Do you want to get fired? Moping around all bitchy at work. Complaining constantly. Not lifting a finger to try and fix your issues.
Won’t take long for others to clue. Some’ll defriend you. Then the boss criticizes your crap attitude. Hey, you’re halfway out the door!
There are better ways to deal with grievances if you figure on keeping this job.
Flashback To What You Bought Into
First step is a stroll down memory lane, to when you signed up for this role. Remember any yellow flags? Maybe a boss that was a little more irritating than the norm. Longer hours than you’d have liked.
Or the pay didn’t quite measure up.
Thing is, whichever flaws you knew about when accepting the job, you own them. They were hundo p part of the bargain you made. So unless they’re now resolvable, either accept ‘em, clam up, or move on.
Triage The Real Problems
What’s pissing you off most? Write down your workplace complaints. Choose the ones making you daydream outrageously. Like how you’d love to scream at your boss to shove it. Or introduce that obnoxious co-worker’s smirk to a nearby wall. Ah, catharsis.

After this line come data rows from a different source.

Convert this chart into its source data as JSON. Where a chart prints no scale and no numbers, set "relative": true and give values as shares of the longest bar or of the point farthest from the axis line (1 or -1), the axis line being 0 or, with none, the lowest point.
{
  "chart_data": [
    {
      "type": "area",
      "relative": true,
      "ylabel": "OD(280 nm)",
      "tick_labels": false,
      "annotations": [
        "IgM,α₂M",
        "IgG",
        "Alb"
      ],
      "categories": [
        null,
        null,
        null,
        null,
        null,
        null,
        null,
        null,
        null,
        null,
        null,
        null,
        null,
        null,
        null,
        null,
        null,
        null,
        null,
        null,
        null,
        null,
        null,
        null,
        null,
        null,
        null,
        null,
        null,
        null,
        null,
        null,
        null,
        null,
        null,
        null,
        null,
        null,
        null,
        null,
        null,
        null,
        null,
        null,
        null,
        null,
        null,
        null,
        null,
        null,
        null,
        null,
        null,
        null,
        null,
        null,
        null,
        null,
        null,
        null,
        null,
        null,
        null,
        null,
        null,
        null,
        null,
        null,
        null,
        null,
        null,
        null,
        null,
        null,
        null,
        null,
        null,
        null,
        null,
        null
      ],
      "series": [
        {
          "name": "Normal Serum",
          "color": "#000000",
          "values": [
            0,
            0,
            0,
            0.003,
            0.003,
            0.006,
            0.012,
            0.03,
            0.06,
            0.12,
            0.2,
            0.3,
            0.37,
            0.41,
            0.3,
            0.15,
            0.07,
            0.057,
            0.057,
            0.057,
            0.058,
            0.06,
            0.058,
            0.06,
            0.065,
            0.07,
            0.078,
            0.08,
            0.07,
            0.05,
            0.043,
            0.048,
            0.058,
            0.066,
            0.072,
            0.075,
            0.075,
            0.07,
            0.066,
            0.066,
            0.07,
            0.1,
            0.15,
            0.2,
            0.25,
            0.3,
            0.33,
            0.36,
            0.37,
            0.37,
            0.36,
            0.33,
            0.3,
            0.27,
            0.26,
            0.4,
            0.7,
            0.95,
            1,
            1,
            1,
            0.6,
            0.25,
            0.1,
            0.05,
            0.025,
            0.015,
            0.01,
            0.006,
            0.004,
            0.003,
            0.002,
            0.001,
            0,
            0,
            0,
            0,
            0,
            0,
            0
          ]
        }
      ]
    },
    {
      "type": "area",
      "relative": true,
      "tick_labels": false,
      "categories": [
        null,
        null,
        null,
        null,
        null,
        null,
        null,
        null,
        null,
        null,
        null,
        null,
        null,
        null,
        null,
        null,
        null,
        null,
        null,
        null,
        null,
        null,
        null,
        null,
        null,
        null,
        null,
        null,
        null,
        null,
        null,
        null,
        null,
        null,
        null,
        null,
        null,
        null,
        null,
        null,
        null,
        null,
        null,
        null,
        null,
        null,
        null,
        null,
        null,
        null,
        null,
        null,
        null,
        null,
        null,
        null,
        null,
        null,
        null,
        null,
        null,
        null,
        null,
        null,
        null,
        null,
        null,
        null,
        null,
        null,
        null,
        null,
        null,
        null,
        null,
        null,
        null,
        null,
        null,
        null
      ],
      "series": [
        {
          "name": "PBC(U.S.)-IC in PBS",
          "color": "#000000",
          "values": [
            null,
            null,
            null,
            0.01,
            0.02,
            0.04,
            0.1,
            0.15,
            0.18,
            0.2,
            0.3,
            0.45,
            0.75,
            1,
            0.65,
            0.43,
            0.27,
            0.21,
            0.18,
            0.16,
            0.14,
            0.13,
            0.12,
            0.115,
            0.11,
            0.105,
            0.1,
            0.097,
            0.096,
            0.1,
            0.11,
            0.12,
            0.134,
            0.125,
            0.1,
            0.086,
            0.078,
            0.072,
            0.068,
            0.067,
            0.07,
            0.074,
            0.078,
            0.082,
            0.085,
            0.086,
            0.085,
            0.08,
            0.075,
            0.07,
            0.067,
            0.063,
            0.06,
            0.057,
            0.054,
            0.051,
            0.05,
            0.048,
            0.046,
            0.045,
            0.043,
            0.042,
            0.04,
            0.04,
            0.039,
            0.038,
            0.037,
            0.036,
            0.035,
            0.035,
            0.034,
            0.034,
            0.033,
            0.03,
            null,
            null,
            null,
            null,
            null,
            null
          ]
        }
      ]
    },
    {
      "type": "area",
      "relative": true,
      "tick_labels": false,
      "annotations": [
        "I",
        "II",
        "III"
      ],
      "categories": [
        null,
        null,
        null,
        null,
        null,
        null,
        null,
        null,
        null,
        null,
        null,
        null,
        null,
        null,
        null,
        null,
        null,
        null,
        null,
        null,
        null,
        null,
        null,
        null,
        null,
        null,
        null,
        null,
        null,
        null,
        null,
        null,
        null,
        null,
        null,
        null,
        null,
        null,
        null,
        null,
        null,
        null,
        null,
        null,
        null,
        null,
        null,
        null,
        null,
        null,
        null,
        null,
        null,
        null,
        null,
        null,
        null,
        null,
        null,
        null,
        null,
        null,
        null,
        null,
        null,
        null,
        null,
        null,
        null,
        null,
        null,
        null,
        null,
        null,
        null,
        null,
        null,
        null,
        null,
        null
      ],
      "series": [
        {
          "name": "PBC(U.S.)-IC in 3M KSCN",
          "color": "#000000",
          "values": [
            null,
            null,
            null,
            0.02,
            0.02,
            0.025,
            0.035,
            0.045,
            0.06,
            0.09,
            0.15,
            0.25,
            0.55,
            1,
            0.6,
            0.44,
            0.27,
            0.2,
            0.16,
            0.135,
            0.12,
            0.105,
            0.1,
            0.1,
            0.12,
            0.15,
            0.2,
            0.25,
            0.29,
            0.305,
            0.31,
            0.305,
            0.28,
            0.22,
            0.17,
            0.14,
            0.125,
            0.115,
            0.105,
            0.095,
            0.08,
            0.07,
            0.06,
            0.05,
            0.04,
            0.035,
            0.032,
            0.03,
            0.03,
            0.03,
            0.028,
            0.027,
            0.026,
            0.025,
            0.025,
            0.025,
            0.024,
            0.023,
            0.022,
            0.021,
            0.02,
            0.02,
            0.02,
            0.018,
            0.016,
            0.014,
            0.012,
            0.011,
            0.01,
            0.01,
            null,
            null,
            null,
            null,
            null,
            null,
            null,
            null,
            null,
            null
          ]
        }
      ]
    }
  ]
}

Figure Out What’s Changeable
Not all problems are solvable. A crappy boss might be entrenched for years, torturing you daily. The company may never stop cheaping out on tech or training.
You can only alter what’s changeable. Pinpoint the issues your efforts have a chance of shifting. Come up with some ideas on how to improve things. Now instead of bitching, go make suggestions for improvement. Offer solutions, not squawking.
An alternative is to do find workarounds. Hate your boss? Convince them that letting you work remotely (seeing them never) makes you more productive. Offer to split the cost of training. Same when buying your own non-obsolete software and devices.
Hide The Worst Of Your Disgruntlement
Endless naysaying makes you painfully annoying. To keep your job you’ve got to stay in the game. Part of this requires continuing to look the part.
If necessary fake engagement while figuring stuff out. Don’t stop being productive for long. Scowl into the bathroom mirror on breaks. Don’t spray a firehose of complaints on your colleagues (A trickle here and there’s about all.)
Still so fed up you want to quit or act out? Halt and make a gratitude list. Include all that’s worthwhile at work. Could be merely having a steady paycheck. Okay, if for now, that delays a regrettable job search.
Turn Frustration Into Progress
Punching walls and throwing scissors ain’t for grownups. If you’ve just got to gripe, complain professionally.
Pick your battles and fight only for what matters most. Seek safety in numbers, where possible, when an issue applies to other workers too. Point to a precedent that was handled satisfactorily. Venting may bring momentary satisfaction. But unless the issue’s a threat to your health, employment, or the company’s viability, quietly flip the frown into fixes.